Write CNF-SAT problem data in DIMACS format

This method automatically translates the specified 0-1 programming problem instance (5)(6) to a CNF-SAT problem instance and returns the problem data in DIMACS format or writes it to a file.

Parameters:fname (str) – file name (omit to have data returned)
Returns:the problem data in DIMACS format (if argument is omitted)
Return type:str

Note

If the filename ends with suffix ‘.gz’, the file is assumed to be compressed, in which case the routine performs automatic compression on writing that file.

>>> p = Problem.read_cnfsat('examples/sample.cnf')
>>> p.set_prob_name('σαμπλε')
>>> print(p.write_cnfsat())
c σαμπλε
p cnf 4 3
1 2 0
-2 3 -4 0
-1 4 0
c eof
Problem.minisat1()

Solve CNF-SAT problem with MiniSat solver

This method is a driver to MiniSat, a CNF-SAT solver developed by Niklas Eén and Niklas Sörensson, Chalmers University of Technology, Sweden.

Returns:solution status, either 'optimal' (satistfiable) or 'no feasible' (unsatisfiable)
Return type:str

Note

It is assumed that the specified problem is a 0-1 programming problem instance in the format (5)(6) and therefore encodes a CNF-SAT problem instance.

>>> p = Problem.read_cnfsat('examples/sample.cnf')
>>> p.minisat1()
'optimal'
>>> {j: bool(p.mip_col_val(j)) for j in range(1, 5)}
{1: False, 2: True, 3: False, 4: False}
Problem.intfeas1(bool use_bound, int obj_bound)

Solve integer feasibility problem

This method is a tentative implementation of an integer feasibility solver based on a CNF-SAT solver (currently it is MiniSat; see minisat1).

Parameters:
  • use_bound (bool) – whether to require a solution with an objective function value not worse than the bound given in obj_bound
  • obj_bound (int) – specifies an upper (in case of minimization) or lower (in case of maximization) bound to the objective function
Returns:

solution status, either 'feasible' or 'no feasible'

Return type:

str

Note

The integer programming problem should satisfy to the following requirements:

  1. All variables (columns) should be either 'binary' (cf. Problem.get_col_kind) or 'fixed' (cf. Problem.get_col_type) at integer values
  2. All constraint and objective coefficients should be integer numbers in the range \([-2^{31}, +2^{31}-1]\).

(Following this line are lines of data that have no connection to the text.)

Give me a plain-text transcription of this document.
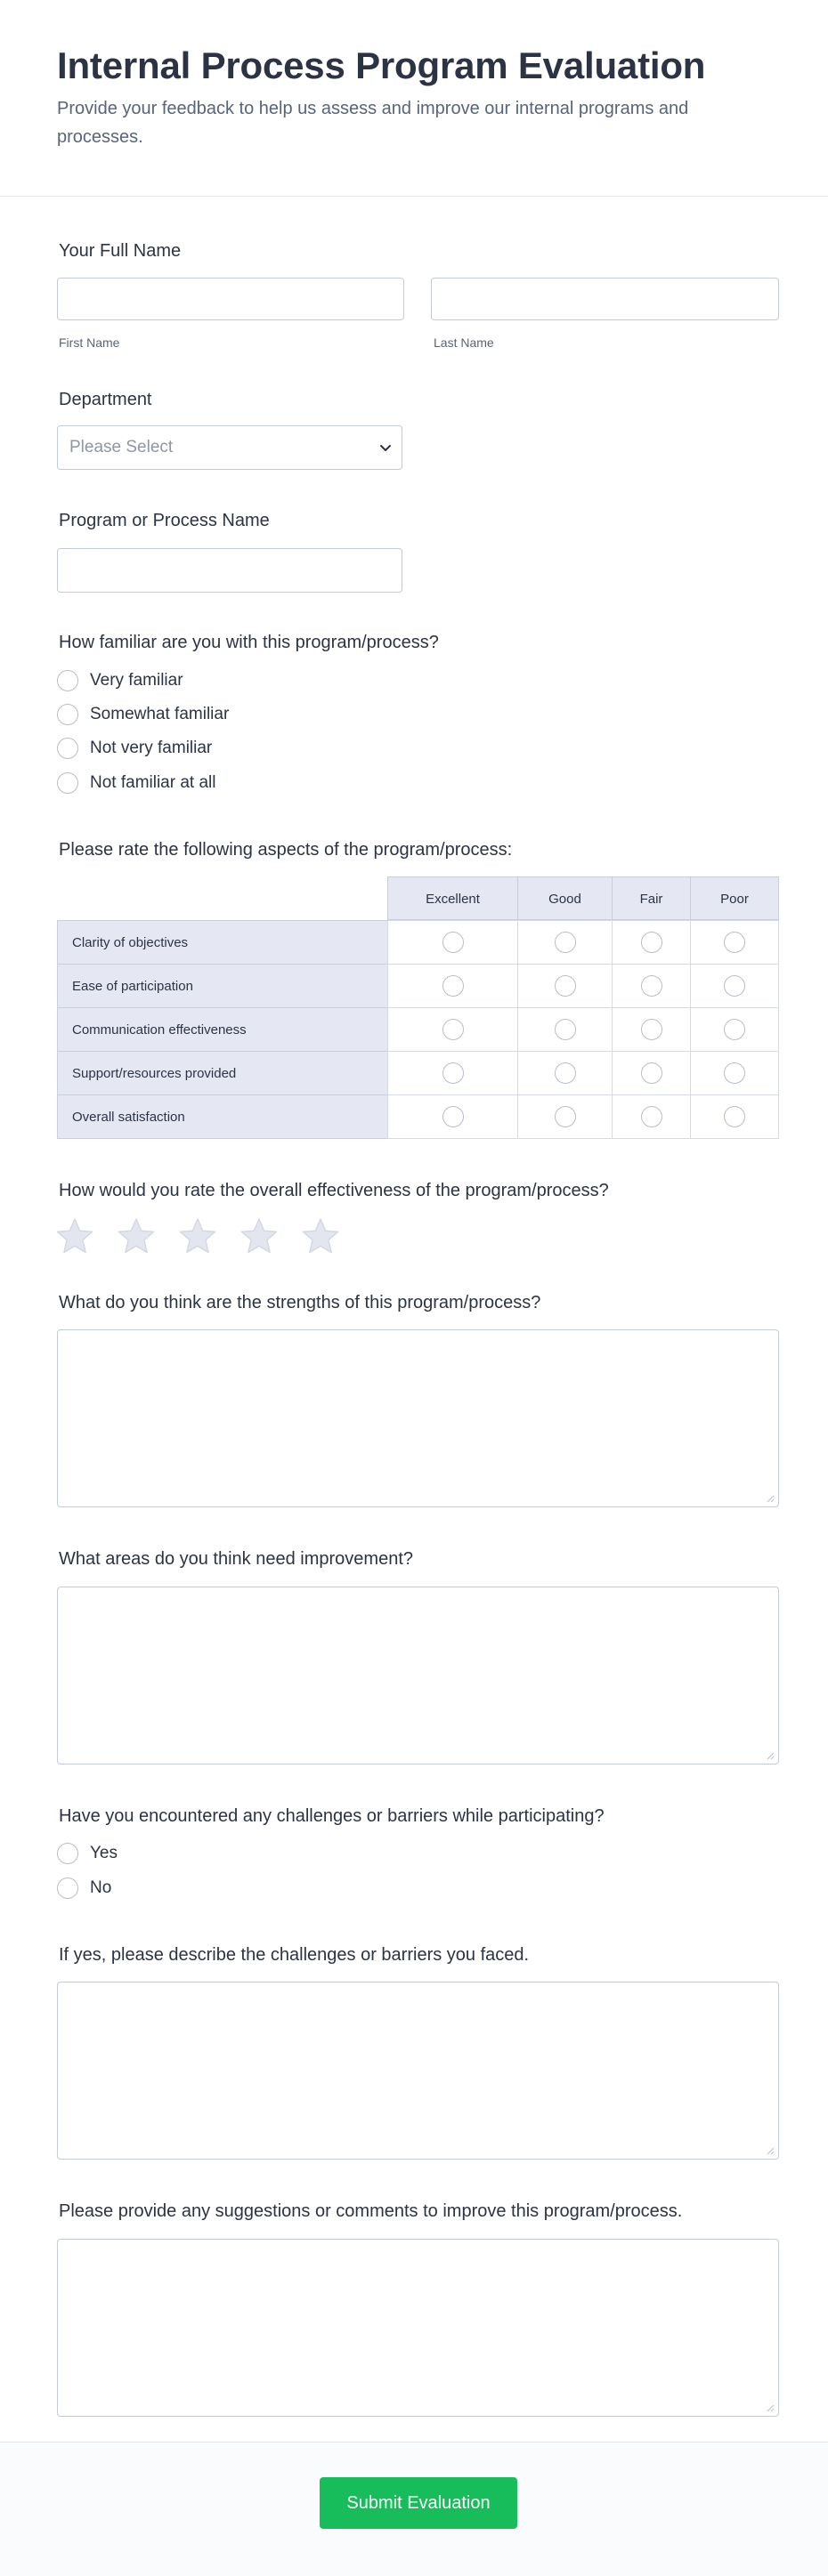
Internal Process Program Evaluation
Provide your feedback to help us assess and improve our internal programs and processes.
Your Full Name
First Name	Last Name
Department
Please Select
Program or Process Name
How familiar are you with this program/process?
Very familiar
Somewhat familiar
Not very familiar
Not familiar at all
Please rate the following aspects of the program/process:
Excellent	Good	Fair	Poor
Clarity of objectives
Ease of participation
Communication effectiveness
Support/resources provided
Overall satisfaction
How would you rate the overall effectiveness of the program/process?
What do you think are the strengths of this program/process?
What areas do you think need improvement?
Have you encountered any challenges or barriers while participating?
Yes
No
If yes, please describe the challenges or barriers you faced.
Please provide any suggestions or comments to improve this program/process.
Submit Evaluation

Though there are no special requirements to the constraints, currently this method is efficient mainly for problems, where most constraints (rows) fall into the following three classes:

  1. Covering inequalities: \(\sum_{j}t_j\geq 1\), where \(t_j=x_j\) or \(t_j=1-x_j\), \(x_j\) is a binary variable.
  2. Packing inequalities: \(\sum_{j}t_j\leq 1\).
  3. Partitioning equalities (SOS1 constraints): \(\sum_{j}t_j=1\).
>>> p = Problem()
>>> p.add_cols(64) # consider the squares of a chess board
1
>>> square2col = lambda b_col, b_row: 8 * (b_col - 1) + b_row
>>> for col in range(1, 65):
...     # add variable encoding presence of a queen in a square
...     p.set_col_kind(col, 'binary')
...     # objective is the number of queens placed
...     p.set_obj_coef(col, 1)
>>> p.set_obj_dir('maximize') # place as many queens as possible
>>> for index in range(1, 9):
...     # at most one queen can be placed in each row
...     row = p.add_rows(1)
...     p.set_mat_row(row, {square2col(b_col, index): 1
...                         for b_col in range(1, 9)})
...     p.set_row_bnds(row, None, 1)
...     # at most one queen can be placed in each column
...     row = p.add_rows(1)
...     p.set_mat_row(row, {square2col(index, b_row): 1
...                         for b_row in range(1, 9)})
...     p.set_row_bnds(row, None, 1)
...     # at most one queen can be placed in each diagonal
...     row = p.add_rows(1)
...     p.set_mat_row(row, {square2col(index - b_row + 1, b_row): 1
...                         for b_row in range(1, index+1)})
...     p.set_row_bnds(row, None, 1)
...     # at most one queen can be placed in each cross diagonal
...     row = p.add_rows(1)
...     p.set_mat_row(row, {square2col(8 - diff, index - diff): 1
...                         for diff in range(0, index)})
...     p.set_row_bnds(row, None, 1)
>>> best = 1 # we know at least one queen can be put on the board
>>> while p.intfeas1(use_bound=True, obj_bound=best+1) == 'feasible':
...     best = p.mip_obj_val()
>>> best # the maximum number of queens
8.0
>>> {col for col in range(1, 65) if bool(p.mip_col_val(col))}
{4, 37, 41, 14, 51, 24, 26, 63}